Timeless Tales from Marwar gives a new lease of life to his folk tales. It is a hand-picked compilation from the much-celebrated Baton ri Phulwari -'Garden of Tales'-a fourteen-volume collection written over a span of nearly fifty years.

Retold in Detha's magical narrative style complete with imagery, this selection offers some of the oldest and most popular fables from the Thar Desert region. Discover tales of handsome rajkanwars, evil witches, exploitative thakars, miserly seths, clever insects, benevolent snakes and more. Vishes Kothari's vivid English translation introduces one of the most venerated figures in Rajasthani folk culture to a wider audience.

I want to share with all of you my joy of discovering Vijaydan Detha's collection of Rajasthani folk tales, the classic Batan ri Phulwari, produced as retellings in Timeless Tales from Marwar. Fondly known as Bijji, he introduced himself as a writer of stories. Behind those simple words lay a treasure trove of tales told in a unique and inimitable style. He was a chronicler of Rajasthani culture through its abundant and rich folklore. He used the magic of words to take us into a wonderland. When I opened Timeless Tales from Marwar, I walked into his enchanted land all over again.

I came to the villages in Rajasthan in 1975 and was surrounded by storytellers. I was delighted. Their stories are in the 'oral tradition: not written down but narrated. Every retelling adds textures, from one generation to the next for hundreds of years. I heard them with great interest but could not remember them all. There was no book I could refer to, till I came across Batan ri Phulwari.

Bijji almost stepped out of his stories. He wore a dhoti and a batari (a cross buttoned kurta), a pair of beautiful elegant joothis that adorned his feet, had two pens in his breast pocket, one green and one red. He was one of the wittiest and fun people I have ever met. He made me laugh and learn together.

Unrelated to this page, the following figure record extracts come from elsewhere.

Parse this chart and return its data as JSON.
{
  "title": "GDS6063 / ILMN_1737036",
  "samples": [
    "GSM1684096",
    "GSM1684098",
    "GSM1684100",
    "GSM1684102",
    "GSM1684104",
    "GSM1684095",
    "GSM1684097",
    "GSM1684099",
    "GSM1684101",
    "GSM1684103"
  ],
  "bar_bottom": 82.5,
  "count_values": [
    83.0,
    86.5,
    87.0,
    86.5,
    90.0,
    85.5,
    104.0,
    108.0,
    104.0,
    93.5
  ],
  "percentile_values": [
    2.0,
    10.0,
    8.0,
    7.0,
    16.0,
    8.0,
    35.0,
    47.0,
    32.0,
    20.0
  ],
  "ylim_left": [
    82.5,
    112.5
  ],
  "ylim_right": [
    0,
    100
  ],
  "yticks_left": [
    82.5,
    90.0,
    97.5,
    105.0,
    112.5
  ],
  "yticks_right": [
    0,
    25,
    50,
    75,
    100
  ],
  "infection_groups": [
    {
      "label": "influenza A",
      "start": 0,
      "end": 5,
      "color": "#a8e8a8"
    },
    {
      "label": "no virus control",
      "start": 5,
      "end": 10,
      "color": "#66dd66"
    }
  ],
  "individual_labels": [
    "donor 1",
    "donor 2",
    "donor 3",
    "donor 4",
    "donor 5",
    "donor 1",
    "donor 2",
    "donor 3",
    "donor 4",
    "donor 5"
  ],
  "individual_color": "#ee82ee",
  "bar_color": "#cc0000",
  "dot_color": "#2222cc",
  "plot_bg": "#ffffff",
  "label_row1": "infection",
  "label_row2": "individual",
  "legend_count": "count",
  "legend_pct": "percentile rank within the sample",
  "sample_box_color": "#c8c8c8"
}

His retelling of folk stories is simple but layered. They talk of different castes, the poor, of people who live in havelis, bastis, jhopris, across different time periods. He speaks through the sun, the stars, the clouds, the peacock and the raindrops during 'monsoon. The superiority of the tiger is cleverly undermined by the jackal, and the arrogance of the bad man is turned on its head by the poor man's intelligence.

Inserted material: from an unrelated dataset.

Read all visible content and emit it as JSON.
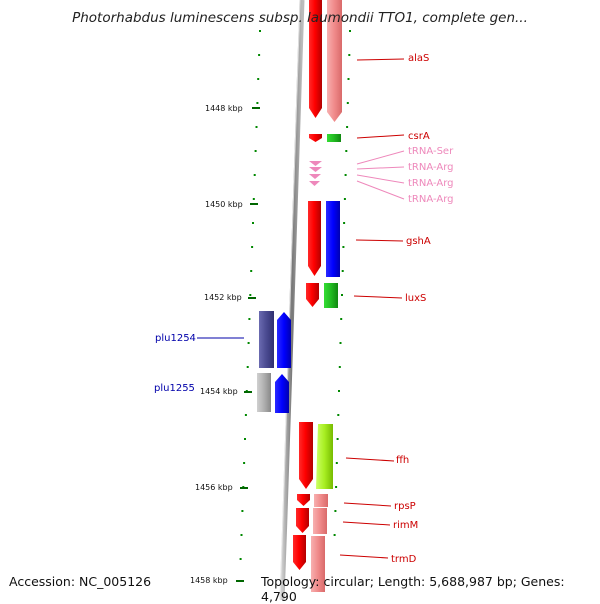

We hear birds speak, while people have conversations with ghosts. Big ideas like poverty, untouchability and greed for wealth become simple. His style is witty. He uses satire, laughter and humor. 'Bijji makes the tale come alive-an attribute of a great writer. Although the stories are of days gone by, the messages are important for us even today. They are universal and for all time.